# Ground Beef Jerky & Whole Strip Jerky Questions



## galahir950 (Aug 31, 2012)

I am new to smoking, but not new to jerky making. We have always used the Nesco jerky kit and our Nesco dehydrator to make the jerky. We have almost exclusively used lean ground beef, but we have dabbled in "whole jerky." We were going to make flank steak jerky and ground beef jerky this weekend in our smoker, but I need some advice. How much will the time vary between the 1/4-1/6 inch thick whole jerky strips and the ground beef strips? We use the jerky strip attachment on our jerky gun but we need to know the best vessel for our ground beef jerky. Can I use an enamel broiler rack that will fit on my smoker rack to hold my ground beef jerky? It looks like the jerky racks you can buy online. I just was wondering if I would run into any issues. My smoker's instructions say not to use glassware, ceramics, or plastics, but makes no mention of Enamel.

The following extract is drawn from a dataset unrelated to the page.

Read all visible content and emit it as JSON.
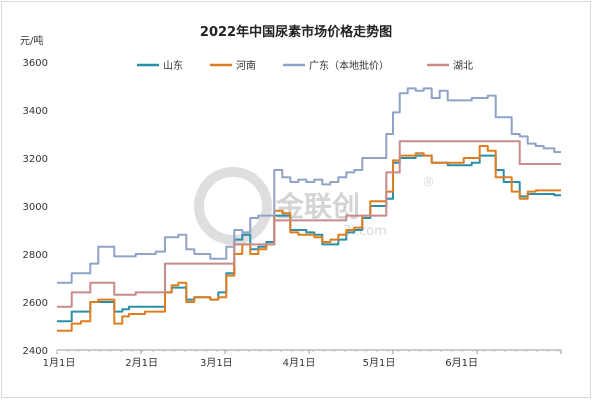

I own a #32930 Master Forge Electric Smoker.

Regards, 
Ryan


----------



## dougmays (Sep 13, 2012)

hey ryan,

since your doing whole strips you dont necessarily need to put them on a broiler rack, you can lay them directly on your grill racks or hang them with toothpicks in them and hung between the slates in your rack.

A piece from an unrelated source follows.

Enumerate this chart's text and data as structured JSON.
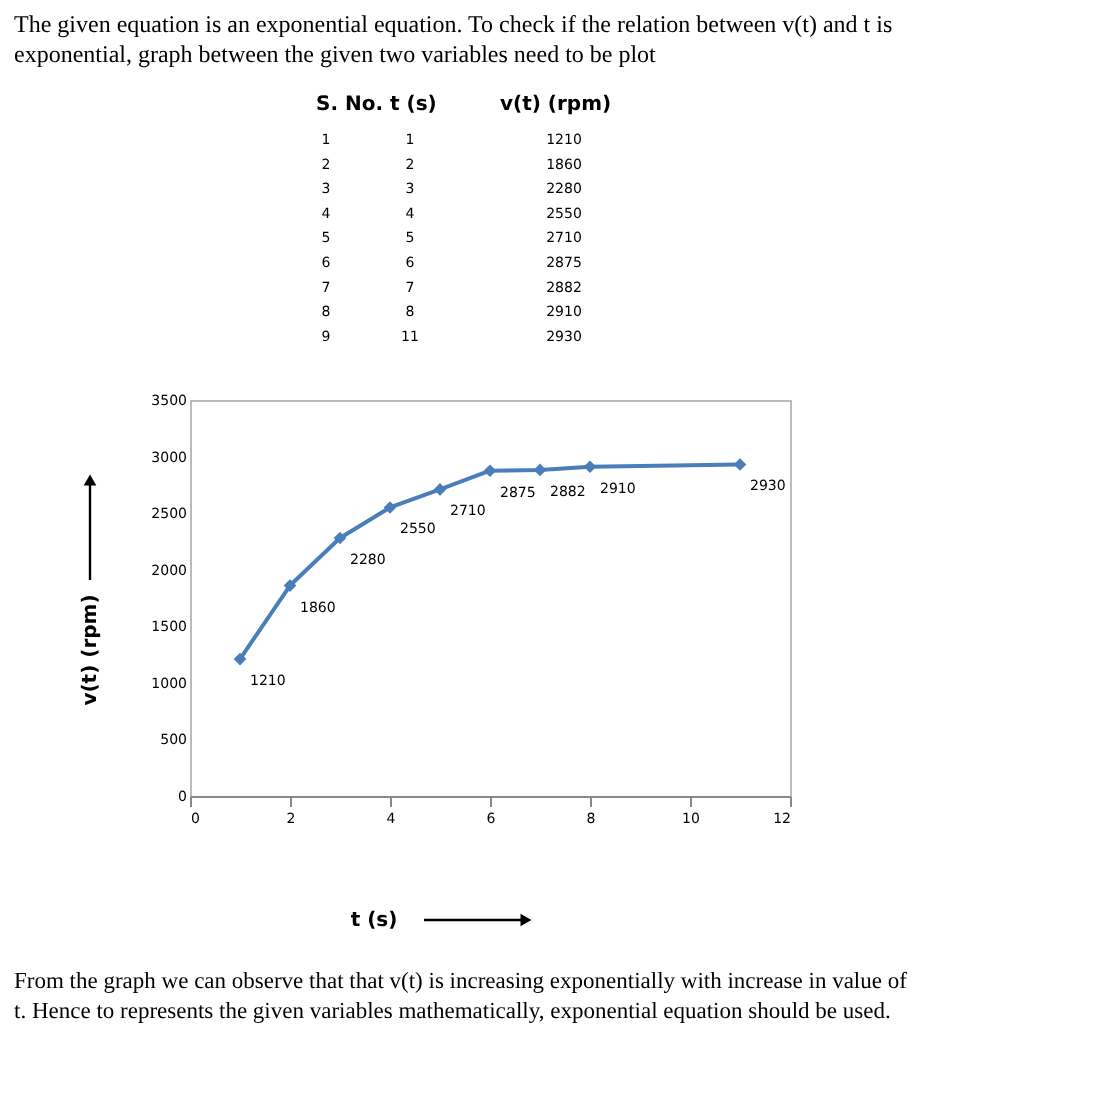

As for time that can very...i generally just go by the rule of thumb of when i bend them if they crack slightly but not to brittle they are good to go.

hope that helps some


----------



## galahir950 (Sep 13, 2012)

Thanks for the help, do you have any idea about the ground beef jerky?

Regards,
Ryan


----------



## s2k9k (Sep 13, 2012)

I've never made ground jerky but maybe this might help:

http://www.smokingmeatforums.com/search.php?search=ground+beef+jerky

Don't forget to use the search bar at the top when you are looking for fast answers to your questions.


----------



## dougmays (Sep 13, 2012)

ditto i've never done ground


----------



## basstronics (Jan 6, 2013)

Ive only done ground jerky.

Ive dabbled with different heat and amounts of time. I think Ive settled on 165F and 12 Hrs with a full head on mix on my AMZNPS. I mix my own pellets by guessing, so no recipe of pellets. I usually do two handfuls of oak, hickory, 1 of cherry and 1 of mesquite.

I like a good dry and strong jerky.


----------